A ativista socioambiental Milena Cayres reflete sobre os sentidos que envolvem a palavra “ativismo” e chama para uma conversa a partir de sua condição de mulher militante sobre as contradições e desafios da luta social

Originalmente publicado no Boletim Antivigilância n.15

Introdução

Ao pensarmos sobre vigilância em celulares é comum imaginarmos uma pessoa, grampeando nossas linhas e ouvindo nossas conversas, transcrevendo ou tomando notas do conteúdo, seguindo nossos passos — talvez um agente da inteligência de um governo ou um criminoso trabalhando de uma fábrica abandonada.

Essa prática tradicional da vigilância “direcionada”, que remete à Stasi da Alemanha Oriental e ao modus operandi das várias ditaduras que passaram pelo território latinoamericano na segunda metade do século passado certamente ainda está presente nos dias de hoje. Mas ela por vezes eclipsa, principalmente para o público geral, a quantidade de dados sensíveis que já são criados, registrados, transmitidos e processados por todo o caminho desde o celular, passando pelas antenas e fios, até os servidores de email e mensagens instantâneas e a famigerada “nuvem” (que, no fim das contas, é “apenas o computador de outra pessoa”).

Da mesma maneira, ao tentarmos nos livrar dessa vigilância e proteger nossas comunicações, procuramos soluções mágicas como a capa de invisibilidade do Harry Potter, que nos tornarão completamente indetectáveis com o apertar de dois ou três botões ou o instalar de um programa. Como vemos neste e em outros artigos do Boletim 15, as proteções que temos à nossa disposição costumam agir sobre somente uma parte desses dados, seja pelo escopo em que ela pode atuar seja pelo fato de que determinadas trocas e armazenamentos de dados são necessárias para o próprio sistema funcionar.

Neste artigo, mapeamos os dados que estão armazenados ou são coletados pela infraestrutura de comunicação e pelos componentes do seu celular em seu funcionamento normal.

Por dentro do telefone

Nossos smartphones parecem ser um sistema único, mas por baixo do panos há várias CPUs, memórias e discos agindo em conjunto para que eles funcionem. A maneira como os smartphones são construídos, com os sistemas “System on Chip” que já trazem quase todos os componentes condensados em um único chip, torna difícil identificar elementos fisicamente, mas pode-se identificar três computadores principais – cada um com seu próprio sistema operacional em software ou firmware – mais os componentes de rede, todos armazenando informações de identificação importantes:

SIM card:
Embora sua principal função seja armazenar o IMSI (International Mobile Subscriber Identity) e uma chave privada usada para proteger a comunicação com a rede celular, cada chip presente em celulares GSM é um computador autônomo.
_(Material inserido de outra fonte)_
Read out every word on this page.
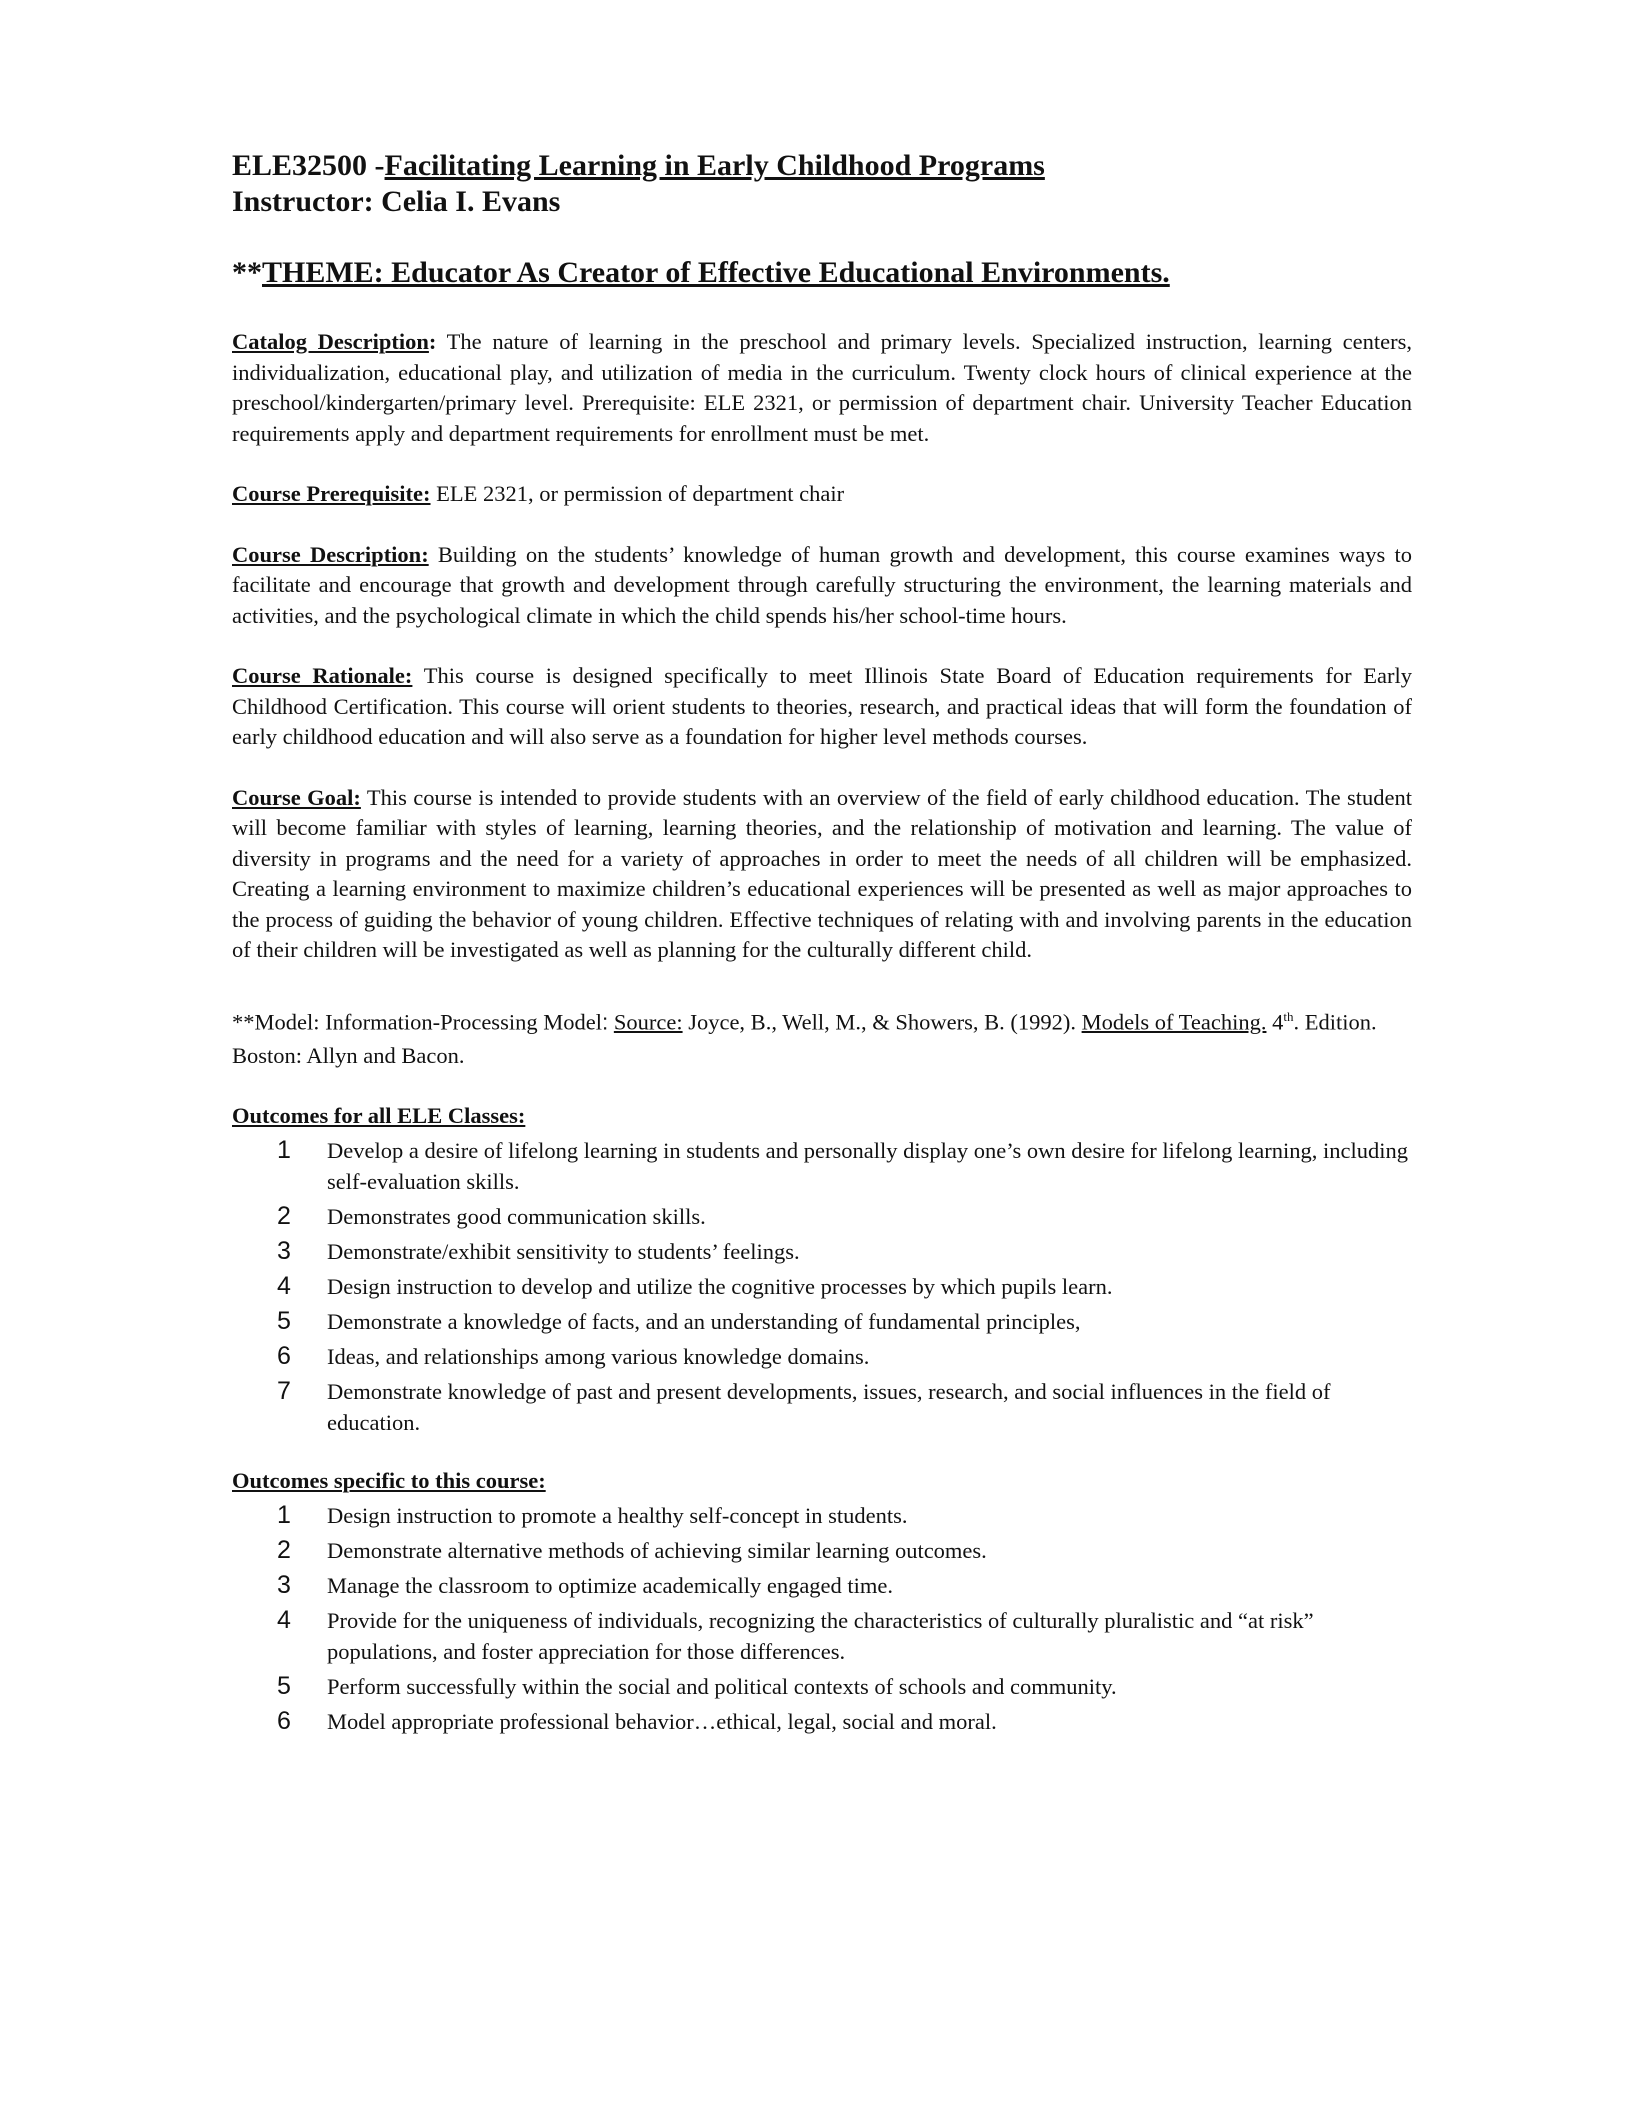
ELE32500 -Facilitating Learning in Early Childhood Programs

Instructor: Celia I. Evans

**THEME: Educator As Creator of Effective Educational Environments.

Catalog Description: The nature of learning in the preschool and primary levels. Specialized instruction, learning centers, individualization, educational play, and utilization of media in the curriculum. Twenty clock hours of clinical experience at the preschool/kindergarten/primary level. Prerequisite: ELE 2321, or permission of department chair. University Teacher Education requirements apply and department requirements for enrollment must be met.

Course Prerequisite: ELE 2321, or permission of department chair

Course Description: Building on the students’ knowledge of human growth and development, this course examines ways to facilitate and encourage that growth and development through carefully structuring the environment, the learning materials and activities, and the psychological climate in which the child spends his/her school-time hours.

Course Rationale: This course is designed specifically to meet Illinois State Board of Education requirements for Early Childhood Certification. This course will orient students to theories, research, and practical ideas that will form the foundation of early childhood education and will also serve as a foundation for higher level methods courses.

Course Goal: This course is intended to provide students with an overview of the field of early childhood education. The student will become familiar with styles of learning, learning theories, and the relationship of motivation and learning. The value of diversity in programs and the need for a variety of approaches in order to meet the needs of all children will be emphasized. Creating a learning environment to maximize children’s educational experiences will be presented as well as major approaches to the process of guiding the behavior of young children. Effective techniques of relating with and involving parents in the education of their children will be investigated as well as planning for the culturally different child.

**Model: Information-Processing Model: Source: Joyce, B., Well, M., & Showers, B. (1992). Models of Teaching. 4th. Edition. Boston: Allyn and Bacon.

Outcomes for all ELE Classes:

1 Develop a desire of lifelong learning in students and personally display one’s own desire for lifelong learning, including self-evaluation skills.
2 Demonstrates good communication skills.
3 Demonstrate/exhibit sensitivity to students’ feelings.
4 Design instruction to develop and utilize the cognitive processes by which pupils learn.
5 Demonstrate a knowledge of facts, and an understanding of fundamental principles,
6 Ideas, and relationships among various knowledge domains.
7 Demonstrate knowledge of past and present developments, issues, research, and social influences in the field of education.

Outcomes specific to this course:

1 Design instruction to promote a healthy self-concept in students.
2 Demonstrate alternative methods of achieving similar learning outcomes.
3 Manage the classroom to optimize academically engaged time.
4 Provide for the uniqueness of individuals, recognizing the characteristics of culturally pluralistic and “at risk” populations, and foster appreciation for those differences.
5 Perform successfully within the social and political contexts of schools and community.
6 Model appropriate professional behavior…ethical, legal, social and moral.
Assim como cartões de banco e outros smartcards, eles podem armazenar múltiplos programas escritos na linguagem Java Card, que podem ser instalados utilizando equipamentos especiais ou pela própria operadora de telefonia através de mensagens SMS de configuração over-the-air (OTA).

O IMSI é um código de identificação vinculado à pessoa proprietária da linha, e permite à operadora saber que quem está falando de um determinado aparelho celular é o(a) cliente X, e então por exemplo descontar créditos ou aumentar o valor da conta desta pessoa.

Baseband modem:
Este computador, que é muito semelhante e mantém grande compatibilidade com os modems presentes nos primeiros aparelhos celulares, executa um sistema operacional proprietário (de código fechado, mantido sob propriedade intelectual de empresas da indústria de telecomunicações) e mantido em firmware (não pode ser facilmente substituído).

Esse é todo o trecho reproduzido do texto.